Wish Me Luck. This is Not an Easy Task.

Ramadan Blessings to ALL.

Stories, Stories, Everywhere.

My favorite place in my new home is the porch. I could host a small writing retreat and fifteen people would have space to stretch out. Thankfully, it is covered in shade by noon. And right around the corner is a lovely cactus garden and a cobblestone walk-way. I am grateful for the ability to sit outside and write.

What I love about living in Egypt is the diversity. Yesterday, I had a long conversation with a French woman. She has taught in 51 countries, mostly in remote villages. I was fascinated by her experiences. She is currently teaching at a French school here in Hurghada but has another contract coming up in September in an African village. I enjoyed connecting with her and I am hoping for more conversations.

I also met a man that lost everything in the stock market and he expressed he had enough to survive but needed to live in a country that was affordable. I understood. Completely.

You can tell who the travelers are because they walk up to you and start conversations as if you have known each other for years. They often address issues that might take time to get to in the states. I adore the complexity and the richness. No making nice, no small talk or pretending everything is okay. I describe it as Soul Talk.

Since I’ve been here I see stories everywhere–sticking out of the piles of sand, in front of cafes and in the smiles of the people. Stories seem to be hovering in entrance ways waiting for someone to notice. There are hundreds of buildings that are half finished–some units completed but many have been abandoned. I can’t help but consider the history and the stories behind the structures. Hurghada is a fascinating mix of architecture and people. I see it as a bridge connecting the ancient past to the modern world. I drove by a marina that housed some stunning yachts and then five minutes down the road, a different reality. It all co-exists and somehow there is an unseen flow.

What I love most are the people and their stories. For whatever reason listening to people share their life experiences is nourishment for my body, mind and spirit. Maybe it’s because I’ve been blocked creatively for a long stretch of time–I don’t know, but what I do know is, I look forward to more encounters.

Restarting After a Long Absence

I haven’t blogged in forever. I’m not going to try and play catch-up. I am going to begin with where I am. And where I am at the moment, is Egypt. I have been here sixteen days. In two days we will move into our new place which will be our home for the next year. Right now I am residing with my daughter and her family. The view of The Red Sea from the balcony is stunning.
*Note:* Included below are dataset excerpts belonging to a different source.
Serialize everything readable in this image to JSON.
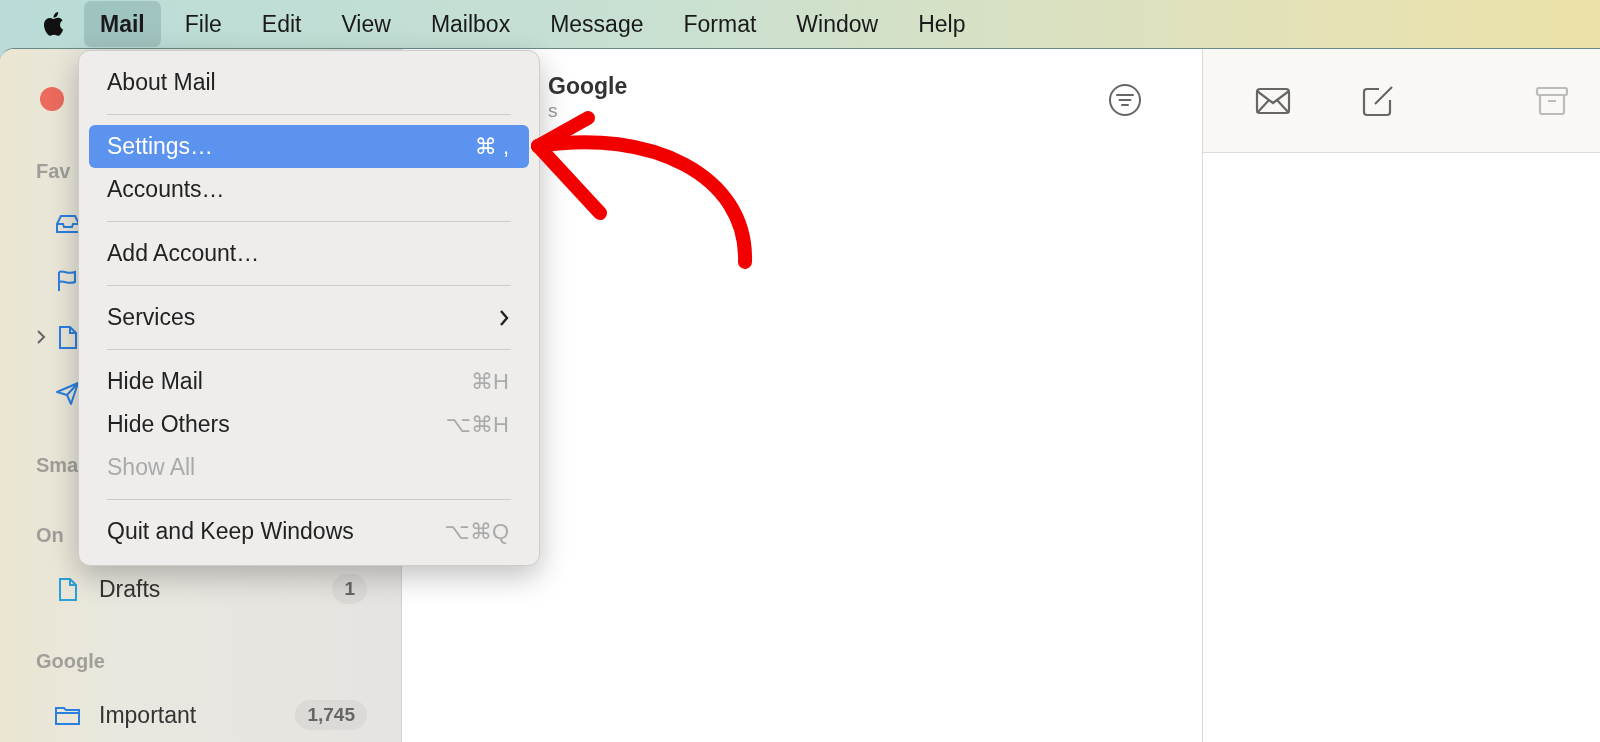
{
  "menu_bar": {
    "items": [
      {
        "label": "Mail",
        "selected": true
      },
      {
        "label": "File",
        "selected": false
      },
      {
        "label": "Edit",
        "selected": false
      },
      {
        "label": "View",
        "selected": false
      },
      {
        "label": "Mailbox",
        "selected": false
      },
      {
        "label": "Message",
        "selected": false
      },
      {
        "label": "Format",
        "selected": false
      },
      {
        "label": "Window",
        "selected": false
      },
      {
        "label": "Help",
        "selected": false
      }
    ]
  },
  "sidebar": {
    "sections": [
      {
        "title": "Fav",
        "items": [
          {
            "expandable": false
          },
          {
            "expandable": false
          },
          {
            "expandable": true
          },
          {
            "expandable": false
          }
        ]
      },
      {
        "title": "Sma"
      },
      {
        "title": "On",
        "items": [
          {
            "label": "Drafts",
            "count": "1",
            "expandable": false
          }
        ]
      },
      {
        "title": "Google",
        "items": [
          {
            "label": "Important",
            "count": "1,745",
            "expandable": false
          }
        ]
      }
    ]
  },
  "message_list": {
    "title": "Google",
    "subtitle": "s"
  },
  "mail_menu": {
    "items": [
      {
        "kind": "item",
        "label": "About Mail",
        "selected": false,
        "disabled": false
      },
      {
        "kind": "separator"
      },
      {
        "kind": "item",
        "label": "Settings…",
        "shortcut": "⌘ ,",
        "selected": true,
        "disabled": false
      },
      {
        "kind": "item",
        "label": "Accounts…",
        "selected": false,
        "disabled": false
      },
      {
        "kind": "separator"
      },
      {
        "kind": "item",
        "label": "Add Account…",
        "selected": false,
        "disabled": false
      },
      {
        "kind": "separator"
      },
      {
        "kind": "item",
        "label": "Services",
        "submenu": true,
        "selected": false,
        "disabled": false
      },
      {
        "kind": "separator"
      },
      {
        "kind": "item",
        "label": "Hide Mail",
        "shortcut": "⌘H",
        "selected": false,
        "disabled": false
      },
      {
        "kind": "item",
        "label": "Hide Others",
        "shortcut": "⌥⌘H",
        "selected": false,
        "disabled": false
      },
      {
        "kind": "item",
        "label": "Show All",
        "selected": false,
        "disabled": true
      },
      {
        "kind": "separator"
      },
      {
        "kind": "item",
        "label": "Quit and Keep Windows",
        "shortcut": "⌥⌘Q",
        "selected": false,
        "disabled": false
      }
    ]
  }
}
As of yet, I do not have a rhythm. I’m in a sort of free-fall. I’m hoping that once we get settled I will feel more rooted. I recognize that these things have their own trajectory.

What I am excited about are the possibilities–especially around my writing. I have a project that has been marinating on the back burner for a long stretch of time. It’s demanding to be developed–56 Houses. 56 is the number of places I have called home. Each time I think we have finally arrived at our final destination, things shift. I used to grieve not having a long-term family home–the kind where you measure your children’s growth with little marks on the wall. But this is not how my life played out. Thankfully, I recently made a mental shift and I now recognize how my nomadic tendencies have gifted me with with a wide variety of experiences. It’s almost like I have been able to dwell in different realities. Each place taught me something necessary and I can now see how moving to different towns, cities and countries has become a rewarding nomadic lifestyle as well as a spiritual practice.